Tada...that worked well

Now it was time to go onto the quilt...fearless and confident! It's amazing how nervous one gets even after all those years. But I really did not want to do this several times, so one go it was!

Happy with that...maybe ever so slightly longer on one side (I swear I kept to my outside guideline!). Could also be the photo or maybe my angle in the plumes was slightly different as I went around.... but in any case I am not a computer and it is looking consistent enough.

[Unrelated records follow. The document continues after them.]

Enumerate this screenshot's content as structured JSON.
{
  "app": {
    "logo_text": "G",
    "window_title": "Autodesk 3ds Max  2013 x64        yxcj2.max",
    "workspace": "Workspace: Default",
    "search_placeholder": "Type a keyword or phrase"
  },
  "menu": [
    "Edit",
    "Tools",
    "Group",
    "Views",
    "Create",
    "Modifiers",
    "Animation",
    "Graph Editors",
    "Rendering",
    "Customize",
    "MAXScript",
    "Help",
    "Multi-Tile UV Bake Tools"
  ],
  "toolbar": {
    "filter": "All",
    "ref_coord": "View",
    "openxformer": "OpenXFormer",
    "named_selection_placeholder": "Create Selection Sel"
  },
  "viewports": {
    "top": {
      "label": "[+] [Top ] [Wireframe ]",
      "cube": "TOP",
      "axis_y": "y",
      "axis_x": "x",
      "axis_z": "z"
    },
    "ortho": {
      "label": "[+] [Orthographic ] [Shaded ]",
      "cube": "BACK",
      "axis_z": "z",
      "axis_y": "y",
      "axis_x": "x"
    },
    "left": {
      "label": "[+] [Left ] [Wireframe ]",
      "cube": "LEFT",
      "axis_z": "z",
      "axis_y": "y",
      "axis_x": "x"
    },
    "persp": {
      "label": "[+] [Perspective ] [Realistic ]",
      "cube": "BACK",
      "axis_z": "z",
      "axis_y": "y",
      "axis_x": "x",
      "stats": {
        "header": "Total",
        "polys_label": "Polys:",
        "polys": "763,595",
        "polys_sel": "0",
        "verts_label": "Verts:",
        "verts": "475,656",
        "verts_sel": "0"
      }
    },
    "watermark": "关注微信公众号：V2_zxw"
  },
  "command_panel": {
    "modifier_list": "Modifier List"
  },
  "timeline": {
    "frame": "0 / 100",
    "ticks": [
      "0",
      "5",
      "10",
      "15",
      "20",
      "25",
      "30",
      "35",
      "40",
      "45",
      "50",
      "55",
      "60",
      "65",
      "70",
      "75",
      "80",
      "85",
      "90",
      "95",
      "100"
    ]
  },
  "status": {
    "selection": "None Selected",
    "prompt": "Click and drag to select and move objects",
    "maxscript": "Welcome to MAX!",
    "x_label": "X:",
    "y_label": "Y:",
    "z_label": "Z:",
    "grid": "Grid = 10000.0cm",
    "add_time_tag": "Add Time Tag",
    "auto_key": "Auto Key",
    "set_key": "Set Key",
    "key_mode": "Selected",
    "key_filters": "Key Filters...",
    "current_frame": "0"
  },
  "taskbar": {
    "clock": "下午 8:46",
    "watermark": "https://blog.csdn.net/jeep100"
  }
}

Then came the setting triangles. Again, did not want to fuss too long around this and chose a very simple design which needed a curve (did this with one of Bethanne Nemesh' Lily Line rulers) and the eight shape marked in. For the markings on this quilt I used a Bohin pencil...I find that the chalk comes out just brush it off and it's gone.
This is how that turned out
And finally, the center of the quilt all done
None of this is exact or absolutely consistent for that matter, but overall it reads consistent which is what I was aiming for. Very simple, clean look about it. In terms of time, this took me one afternoon to complete. Once I had my scaffolding worked out, it was rather easy going, just following my markings on the wreath and in the triangles I was aiming for the same amount of feathers on the curve which was not that difficult as I quilt them the same over and over again. Overall really happy with my efforts and keen to try other things that we learned in that online class.

So what's on my goal list for next week...pretty much everything that was on my list the week before😄

📌Make a sleeve for the show quilt
📌Finish the charity rose quilt above (thinking of just putting some small feather border in the black space, attach the binding and it's done)
📌Baste another charity quilt
📌Do some work on designing a Mini Wholecloth for another workshop  (have about 3 weeks to do this).



  1. It was so interesting to read how you achieved your wreath. Do you quilt on a domestic machine or a long arm? Your almost finished product looks amazing. My hat is off to your quilting expertise.

  2. Karin, your quilting turned out beautifully! I am amazed at your process. I hope to be able to eventually achieve that kind of look on my quilts. Thank you for sharing with us at To Do Tuesday!

  3. Just WOW, Karin! Those wreaths are just about as precise as humanly possible, literally. Very interesting and inspiring to follow your process of determining what type of minimal marking you need to achieve your best freehand feather results.